L’ingrandimento della autocoscienza del genere umano nel soggetto che sperimenta
l’esperienza estetica– che può essere dato solo in un piano utopico– è portato dal soggetto per la sua
vita empirica. Questo ci mostra che il vecchio Lukács percepisce e afferma l’esistenza di un nesso
tra la vita quotidiana e le altre sfere della vita. Questo succede come un movimento di transizione, o
come un dialogo tessuto dal soggetto tra il piano utopico e la sua realizzazione nella vita empirica.
Nelle prime opere di Lukács, c’era una fuga dal soggetto fruitore a un certo piano utopico che
rivelava l’immensa distanza tra il piano dell’arte e il piano della vita.

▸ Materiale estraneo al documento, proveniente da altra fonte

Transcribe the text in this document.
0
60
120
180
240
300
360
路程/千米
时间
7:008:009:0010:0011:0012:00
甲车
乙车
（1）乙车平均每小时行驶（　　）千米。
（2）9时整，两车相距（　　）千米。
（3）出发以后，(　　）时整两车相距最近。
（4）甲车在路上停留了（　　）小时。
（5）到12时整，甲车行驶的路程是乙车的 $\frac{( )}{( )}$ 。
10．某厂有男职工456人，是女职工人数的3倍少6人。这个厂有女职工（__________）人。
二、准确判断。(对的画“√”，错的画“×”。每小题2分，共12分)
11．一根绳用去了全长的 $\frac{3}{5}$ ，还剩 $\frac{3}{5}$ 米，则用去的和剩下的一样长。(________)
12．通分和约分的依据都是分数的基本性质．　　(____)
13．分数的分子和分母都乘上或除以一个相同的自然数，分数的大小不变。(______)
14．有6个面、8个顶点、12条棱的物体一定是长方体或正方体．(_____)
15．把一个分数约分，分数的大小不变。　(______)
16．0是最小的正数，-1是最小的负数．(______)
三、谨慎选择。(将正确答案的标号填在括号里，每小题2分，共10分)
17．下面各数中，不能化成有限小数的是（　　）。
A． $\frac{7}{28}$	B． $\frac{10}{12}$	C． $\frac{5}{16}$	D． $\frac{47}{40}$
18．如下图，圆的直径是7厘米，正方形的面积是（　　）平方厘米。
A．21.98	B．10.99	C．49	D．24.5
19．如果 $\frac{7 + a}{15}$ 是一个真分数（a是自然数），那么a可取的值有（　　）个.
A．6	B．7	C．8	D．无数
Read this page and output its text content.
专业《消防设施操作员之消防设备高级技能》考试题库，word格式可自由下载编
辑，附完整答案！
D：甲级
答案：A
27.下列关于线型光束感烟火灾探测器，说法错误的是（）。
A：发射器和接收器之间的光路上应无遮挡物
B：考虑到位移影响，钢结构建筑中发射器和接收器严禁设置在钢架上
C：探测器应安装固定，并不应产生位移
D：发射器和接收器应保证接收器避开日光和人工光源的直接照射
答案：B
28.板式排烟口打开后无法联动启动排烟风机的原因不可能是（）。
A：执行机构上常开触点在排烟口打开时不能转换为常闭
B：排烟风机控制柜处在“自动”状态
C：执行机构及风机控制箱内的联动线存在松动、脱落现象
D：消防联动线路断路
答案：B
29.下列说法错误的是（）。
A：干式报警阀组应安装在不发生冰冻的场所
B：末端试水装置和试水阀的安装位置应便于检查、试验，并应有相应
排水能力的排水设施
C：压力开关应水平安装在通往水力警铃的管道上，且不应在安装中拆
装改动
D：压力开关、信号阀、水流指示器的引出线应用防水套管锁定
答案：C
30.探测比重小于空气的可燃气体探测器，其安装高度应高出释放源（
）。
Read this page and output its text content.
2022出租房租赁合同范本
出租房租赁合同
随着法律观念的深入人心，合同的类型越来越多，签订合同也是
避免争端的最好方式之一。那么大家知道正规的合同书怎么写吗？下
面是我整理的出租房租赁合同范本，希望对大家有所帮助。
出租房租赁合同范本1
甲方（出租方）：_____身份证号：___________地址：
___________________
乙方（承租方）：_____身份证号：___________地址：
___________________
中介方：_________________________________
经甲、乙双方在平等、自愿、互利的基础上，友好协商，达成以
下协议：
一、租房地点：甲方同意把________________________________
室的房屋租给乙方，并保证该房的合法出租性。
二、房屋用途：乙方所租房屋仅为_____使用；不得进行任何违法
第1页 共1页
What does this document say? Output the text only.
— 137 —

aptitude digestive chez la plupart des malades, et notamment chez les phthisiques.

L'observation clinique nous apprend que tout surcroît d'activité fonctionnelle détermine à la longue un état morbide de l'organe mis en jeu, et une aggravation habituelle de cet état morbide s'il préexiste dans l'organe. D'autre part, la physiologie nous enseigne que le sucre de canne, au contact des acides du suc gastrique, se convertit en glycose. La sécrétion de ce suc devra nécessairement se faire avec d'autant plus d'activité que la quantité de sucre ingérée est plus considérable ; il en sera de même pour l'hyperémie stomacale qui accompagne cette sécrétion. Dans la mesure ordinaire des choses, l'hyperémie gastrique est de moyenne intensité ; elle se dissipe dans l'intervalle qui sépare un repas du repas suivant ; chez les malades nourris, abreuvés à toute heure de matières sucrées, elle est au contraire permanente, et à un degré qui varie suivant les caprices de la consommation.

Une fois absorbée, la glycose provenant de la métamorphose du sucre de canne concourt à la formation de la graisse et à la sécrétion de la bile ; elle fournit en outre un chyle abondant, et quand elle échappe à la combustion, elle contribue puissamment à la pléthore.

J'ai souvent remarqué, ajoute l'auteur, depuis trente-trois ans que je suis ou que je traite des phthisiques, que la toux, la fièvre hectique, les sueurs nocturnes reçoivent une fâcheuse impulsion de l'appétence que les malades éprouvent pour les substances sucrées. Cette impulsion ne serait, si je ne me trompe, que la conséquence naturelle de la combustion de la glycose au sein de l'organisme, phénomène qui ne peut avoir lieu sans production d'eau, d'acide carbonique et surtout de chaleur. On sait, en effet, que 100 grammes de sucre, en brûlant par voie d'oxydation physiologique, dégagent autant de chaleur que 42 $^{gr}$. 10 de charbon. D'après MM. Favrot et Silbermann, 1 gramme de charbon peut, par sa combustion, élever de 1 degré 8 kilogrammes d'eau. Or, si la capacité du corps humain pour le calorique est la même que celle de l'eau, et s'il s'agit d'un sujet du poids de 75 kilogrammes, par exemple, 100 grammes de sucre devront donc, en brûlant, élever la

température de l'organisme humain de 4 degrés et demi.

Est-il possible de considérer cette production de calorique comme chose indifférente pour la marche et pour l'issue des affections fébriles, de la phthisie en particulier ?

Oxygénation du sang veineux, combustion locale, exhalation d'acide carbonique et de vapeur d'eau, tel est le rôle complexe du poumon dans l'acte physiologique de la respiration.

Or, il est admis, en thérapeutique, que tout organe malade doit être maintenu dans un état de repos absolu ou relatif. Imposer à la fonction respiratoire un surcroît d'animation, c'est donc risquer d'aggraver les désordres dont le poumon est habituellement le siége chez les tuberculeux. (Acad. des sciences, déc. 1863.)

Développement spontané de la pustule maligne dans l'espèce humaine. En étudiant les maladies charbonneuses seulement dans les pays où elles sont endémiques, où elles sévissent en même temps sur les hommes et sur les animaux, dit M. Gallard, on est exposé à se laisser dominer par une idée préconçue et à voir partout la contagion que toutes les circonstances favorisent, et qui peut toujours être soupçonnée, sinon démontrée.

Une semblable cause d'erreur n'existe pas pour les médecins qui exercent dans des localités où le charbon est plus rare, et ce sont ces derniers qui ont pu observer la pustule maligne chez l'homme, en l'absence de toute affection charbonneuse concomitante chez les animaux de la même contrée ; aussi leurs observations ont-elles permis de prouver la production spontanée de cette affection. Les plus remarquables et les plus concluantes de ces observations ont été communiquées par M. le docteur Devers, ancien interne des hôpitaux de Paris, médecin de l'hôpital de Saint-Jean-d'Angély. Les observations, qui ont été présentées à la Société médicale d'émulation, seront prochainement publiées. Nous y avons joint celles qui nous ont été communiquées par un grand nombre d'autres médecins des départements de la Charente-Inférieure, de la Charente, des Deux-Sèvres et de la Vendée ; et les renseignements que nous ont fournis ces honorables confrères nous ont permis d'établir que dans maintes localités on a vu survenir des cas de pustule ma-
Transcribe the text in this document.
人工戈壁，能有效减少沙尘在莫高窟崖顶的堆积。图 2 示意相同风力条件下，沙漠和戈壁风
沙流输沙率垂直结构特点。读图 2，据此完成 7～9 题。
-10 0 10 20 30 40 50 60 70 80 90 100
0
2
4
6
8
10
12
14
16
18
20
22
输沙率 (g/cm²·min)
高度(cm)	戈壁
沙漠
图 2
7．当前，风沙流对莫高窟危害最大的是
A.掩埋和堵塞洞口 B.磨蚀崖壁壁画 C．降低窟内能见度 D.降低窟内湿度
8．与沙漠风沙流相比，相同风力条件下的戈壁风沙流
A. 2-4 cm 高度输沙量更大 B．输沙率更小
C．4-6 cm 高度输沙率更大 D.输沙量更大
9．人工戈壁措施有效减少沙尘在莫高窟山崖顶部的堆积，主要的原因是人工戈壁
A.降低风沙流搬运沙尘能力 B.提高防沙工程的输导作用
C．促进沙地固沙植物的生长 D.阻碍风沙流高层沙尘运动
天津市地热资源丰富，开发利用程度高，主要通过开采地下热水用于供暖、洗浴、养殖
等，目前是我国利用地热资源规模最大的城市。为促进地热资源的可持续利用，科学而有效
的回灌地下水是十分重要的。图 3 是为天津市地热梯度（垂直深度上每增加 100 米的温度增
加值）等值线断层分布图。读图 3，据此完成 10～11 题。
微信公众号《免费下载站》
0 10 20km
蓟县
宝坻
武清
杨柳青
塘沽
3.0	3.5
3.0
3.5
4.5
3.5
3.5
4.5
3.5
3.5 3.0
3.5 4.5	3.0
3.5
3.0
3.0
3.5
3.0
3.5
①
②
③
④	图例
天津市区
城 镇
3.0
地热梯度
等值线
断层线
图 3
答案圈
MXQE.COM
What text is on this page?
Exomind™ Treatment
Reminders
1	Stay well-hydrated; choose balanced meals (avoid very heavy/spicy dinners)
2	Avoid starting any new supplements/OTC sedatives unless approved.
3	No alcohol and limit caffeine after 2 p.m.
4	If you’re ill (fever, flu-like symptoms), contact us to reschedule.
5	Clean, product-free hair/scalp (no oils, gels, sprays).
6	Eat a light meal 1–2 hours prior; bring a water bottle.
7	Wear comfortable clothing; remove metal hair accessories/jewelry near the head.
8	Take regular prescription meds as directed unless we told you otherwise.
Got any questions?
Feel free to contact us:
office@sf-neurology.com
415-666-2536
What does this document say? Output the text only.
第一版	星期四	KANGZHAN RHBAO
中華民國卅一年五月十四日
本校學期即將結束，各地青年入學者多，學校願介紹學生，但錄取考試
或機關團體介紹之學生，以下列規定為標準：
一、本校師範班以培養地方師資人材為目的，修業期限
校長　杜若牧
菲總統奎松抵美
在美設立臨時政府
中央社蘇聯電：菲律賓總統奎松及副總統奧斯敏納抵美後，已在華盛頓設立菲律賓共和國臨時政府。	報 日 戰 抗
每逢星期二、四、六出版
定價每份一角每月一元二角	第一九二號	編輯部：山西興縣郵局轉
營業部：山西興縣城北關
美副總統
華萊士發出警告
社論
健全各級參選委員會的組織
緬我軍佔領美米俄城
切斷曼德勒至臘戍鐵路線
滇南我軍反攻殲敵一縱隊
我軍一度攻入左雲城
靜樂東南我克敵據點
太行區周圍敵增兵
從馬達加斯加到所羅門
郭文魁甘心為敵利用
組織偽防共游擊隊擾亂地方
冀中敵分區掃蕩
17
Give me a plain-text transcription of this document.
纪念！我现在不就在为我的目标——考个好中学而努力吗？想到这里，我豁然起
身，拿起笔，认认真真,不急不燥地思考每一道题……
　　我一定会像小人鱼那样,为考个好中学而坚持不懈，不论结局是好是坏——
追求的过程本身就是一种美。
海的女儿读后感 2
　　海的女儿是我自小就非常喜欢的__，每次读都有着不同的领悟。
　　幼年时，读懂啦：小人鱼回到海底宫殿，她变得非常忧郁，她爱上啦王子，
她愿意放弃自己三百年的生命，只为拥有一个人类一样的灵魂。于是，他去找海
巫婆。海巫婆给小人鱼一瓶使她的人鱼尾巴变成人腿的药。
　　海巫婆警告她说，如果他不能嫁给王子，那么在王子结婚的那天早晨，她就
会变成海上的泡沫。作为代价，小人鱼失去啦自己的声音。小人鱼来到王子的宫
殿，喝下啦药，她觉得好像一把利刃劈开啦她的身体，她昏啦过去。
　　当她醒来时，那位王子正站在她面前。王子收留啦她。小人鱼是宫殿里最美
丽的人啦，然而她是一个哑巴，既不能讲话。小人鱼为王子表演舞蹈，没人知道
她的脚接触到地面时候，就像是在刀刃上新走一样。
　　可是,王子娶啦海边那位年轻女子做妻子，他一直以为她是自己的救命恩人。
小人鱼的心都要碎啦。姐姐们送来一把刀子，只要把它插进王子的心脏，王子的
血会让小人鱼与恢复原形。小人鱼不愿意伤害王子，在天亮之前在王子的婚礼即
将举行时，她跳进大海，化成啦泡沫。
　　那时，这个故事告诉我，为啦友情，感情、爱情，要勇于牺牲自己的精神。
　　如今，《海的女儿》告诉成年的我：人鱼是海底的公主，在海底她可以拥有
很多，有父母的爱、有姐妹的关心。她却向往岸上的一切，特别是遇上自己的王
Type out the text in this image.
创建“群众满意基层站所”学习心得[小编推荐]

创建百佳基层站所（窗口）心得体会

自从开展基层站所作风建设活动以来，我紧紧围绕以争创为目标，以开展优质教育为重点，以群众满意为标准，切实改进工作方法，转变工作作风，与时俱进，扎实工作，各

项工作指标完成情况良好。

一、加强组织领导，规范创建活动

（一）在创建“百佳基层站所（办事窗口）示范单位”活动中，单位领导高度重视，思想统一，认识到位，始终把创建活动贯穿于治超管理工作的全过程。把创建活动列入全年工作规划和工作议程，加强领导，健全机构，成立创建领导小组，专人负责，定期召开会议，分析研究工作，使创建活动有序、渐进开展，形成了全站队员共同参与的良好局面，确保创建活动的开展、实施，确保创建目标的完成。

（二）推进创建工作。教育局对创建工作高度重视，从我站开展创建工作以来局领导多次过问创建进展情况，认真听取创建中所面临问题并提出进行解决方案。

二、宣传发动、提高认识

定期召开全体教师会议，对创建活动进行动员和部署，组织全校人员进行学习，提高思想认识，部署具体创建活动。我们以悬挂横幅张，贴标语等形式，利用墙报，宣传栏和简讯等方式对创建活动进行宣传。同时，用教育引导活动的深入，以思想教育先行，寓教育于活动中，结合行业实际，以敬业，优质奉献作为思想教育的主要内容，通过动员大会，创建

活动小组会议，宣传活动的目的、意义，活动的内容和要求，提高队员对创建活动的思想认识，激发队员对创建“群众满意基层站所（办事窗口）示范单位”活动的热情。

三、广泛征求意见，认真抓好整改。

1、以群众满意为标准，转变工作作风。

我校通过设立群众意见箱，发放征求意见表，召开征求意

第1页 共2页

Nella “Estetica” di maturità, si
troverà una transizione tra un piano e l’altro, in modo che il piano utopico, inerente all’oggetto
artistico, passa al dialogo con la vita empirica, mostrando al soggetto che l’arte e la vita sono piani
prossimi.
Viene inserito, tuttavia, all’interno delle due progetti estetici di Lukács, una discussione che
mette in evidenza la categoria dell’utopia. Quindi, questo dibattito diventa un punto centrale nella
riflessione su il rapporto soggetto-oggetto nella sfera estetica.